Agents, not just assistants, act across a detection engineering program. A threat intelligence report, attack path analysis exercises, red team findings, or post-incident action items drop. An agent extracts TTPs, drafts candidate detections, generates tests, runs them in a validation environment, predicts false-positive rates against historical telemetry, and opens a PR. A human reviews, edits, and approves (or occasionally rejects) PRs. Production tuning, MITRE mapping, and coverage gap reporting are continuously maintained by agents. The system observes its own quality and improves: failed evals become new test cases, rejected PRs train better prompts.
Characteristic signals
- Agentic pipelines that take action (open PRs, run tests, file tickets) without per-action human prompting.
- Quality control gates block deployment: schema validity, predicted FP rate, coverage delta, regression suites.
- Rollback automation is in place and exercised.
- Quantitative ROI: detections shipped per week, mean-time-to-detect deltas, FP-rate trends, all attributable.
- Continuous feedback: post-deployment outcomes flow back into evals and prompt/agent configuration.
- AI-specific incident response: prompt injection, model regression, and supply-chain risk are monitored and exercised.
Anti-patterns
- “Autonomous” pipelines without quality control gates. At this level, weak evals are an outage waiting to happen.
- No rollback path for an agent-introduced detection that storms the alert queue.

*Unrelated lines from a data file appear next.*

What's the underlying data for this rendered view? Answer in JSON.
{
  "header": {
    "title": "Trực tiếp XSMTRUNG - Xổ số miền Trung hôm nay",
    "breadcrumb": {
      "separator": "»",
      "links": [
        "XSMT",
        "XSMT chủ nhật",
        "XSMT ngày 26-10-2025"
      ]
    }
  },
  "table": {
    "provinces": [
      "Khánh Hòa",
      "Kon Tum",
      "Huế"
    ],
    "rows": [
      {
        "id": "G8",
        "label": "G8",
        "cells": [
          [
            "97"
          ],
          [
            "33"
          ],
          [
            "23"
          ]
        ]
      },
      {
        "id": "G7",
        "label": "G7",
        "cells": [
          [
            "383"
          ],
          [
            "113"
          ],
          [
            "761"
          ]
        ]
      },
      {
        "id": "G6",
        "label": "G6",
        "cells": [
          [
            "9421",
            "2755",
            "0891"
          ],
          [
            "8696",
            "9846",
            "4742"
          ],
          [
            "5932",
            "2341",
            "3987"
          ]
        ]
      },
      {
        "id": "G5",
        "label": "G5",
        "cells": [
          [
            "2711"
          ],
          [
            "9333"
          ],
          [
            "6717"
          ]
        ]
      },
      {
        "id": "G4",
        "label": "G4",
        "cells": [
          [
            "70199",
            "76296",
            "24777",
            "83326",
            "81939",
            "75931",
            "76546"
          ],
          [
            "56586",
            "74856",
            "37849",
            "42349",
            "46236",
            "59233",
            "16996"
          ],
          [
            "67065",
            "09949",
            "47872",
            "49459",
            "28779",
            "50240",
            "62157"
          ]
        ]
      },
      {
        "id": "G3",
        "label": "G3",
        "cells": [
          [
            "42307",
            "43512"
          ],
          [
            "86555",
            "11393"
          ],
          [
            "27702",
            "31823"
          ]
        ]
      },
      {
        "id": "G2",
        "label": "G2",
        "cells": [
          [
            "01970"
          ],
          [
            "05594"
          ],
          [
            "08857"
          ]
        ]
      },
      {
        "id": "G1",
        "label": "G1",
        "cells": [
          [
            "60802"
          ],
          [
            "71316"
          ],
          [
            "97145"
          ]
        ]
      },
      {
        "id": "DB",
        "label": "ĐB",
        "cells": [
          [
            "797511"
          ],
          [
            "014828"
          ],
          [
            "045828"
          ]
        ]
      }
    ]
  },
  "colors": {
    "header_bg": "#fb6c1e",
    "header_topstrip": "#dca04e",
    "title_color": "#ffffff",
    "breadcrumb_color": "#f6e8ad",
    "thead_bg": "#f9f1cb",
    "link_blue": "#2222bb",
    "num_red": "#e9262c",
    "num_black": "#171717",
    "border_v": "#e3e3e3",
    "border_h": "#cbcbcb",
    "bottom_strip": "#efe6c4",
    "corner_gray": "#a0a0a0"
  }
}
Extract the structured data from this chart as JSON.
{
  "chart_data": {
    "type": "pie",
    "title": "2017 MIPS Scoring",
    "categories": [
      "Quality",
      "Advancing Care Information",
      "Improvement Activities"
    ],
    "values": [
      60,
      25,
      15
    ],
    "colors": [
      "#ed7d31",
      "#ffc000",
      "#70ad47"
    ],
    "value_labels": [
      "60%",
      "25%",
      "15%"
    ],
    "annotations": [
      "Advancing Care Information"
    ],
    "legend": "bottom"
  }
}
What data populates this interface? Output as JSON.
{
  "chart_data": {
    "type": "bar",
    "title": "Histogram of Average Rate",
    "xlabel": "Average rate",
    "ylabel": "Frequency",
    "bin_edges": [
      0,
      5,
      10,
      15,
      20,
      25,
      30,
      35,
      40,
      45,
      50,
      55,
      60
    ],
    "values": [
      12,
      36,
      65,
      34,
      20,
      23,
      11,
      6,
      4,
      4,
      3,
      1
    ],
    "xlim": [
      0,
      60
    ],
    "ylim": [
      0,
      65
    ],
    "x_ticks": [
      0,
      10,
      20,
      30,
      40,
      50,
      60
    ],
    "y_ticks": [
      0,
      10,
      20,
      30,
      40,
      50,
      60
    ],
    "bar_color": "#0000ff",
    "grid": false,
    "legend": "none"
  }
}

- Treating L3 as a finish line. The eval and guardrail surface needs continuous investment.
How to use the levels
Section titled “How to use the levels”Score each of the 10 dimensions independently. An org commonly sits at L2 in some dimensions and L0/L1 in others.
Aim for balance across Foundations before depth in Lifecycle. A team at L3 in Detection Authoring with L0 in Evaluation & QA is shipping unsafe detections at speed.
See the self-assessment guide for a scoring workflow.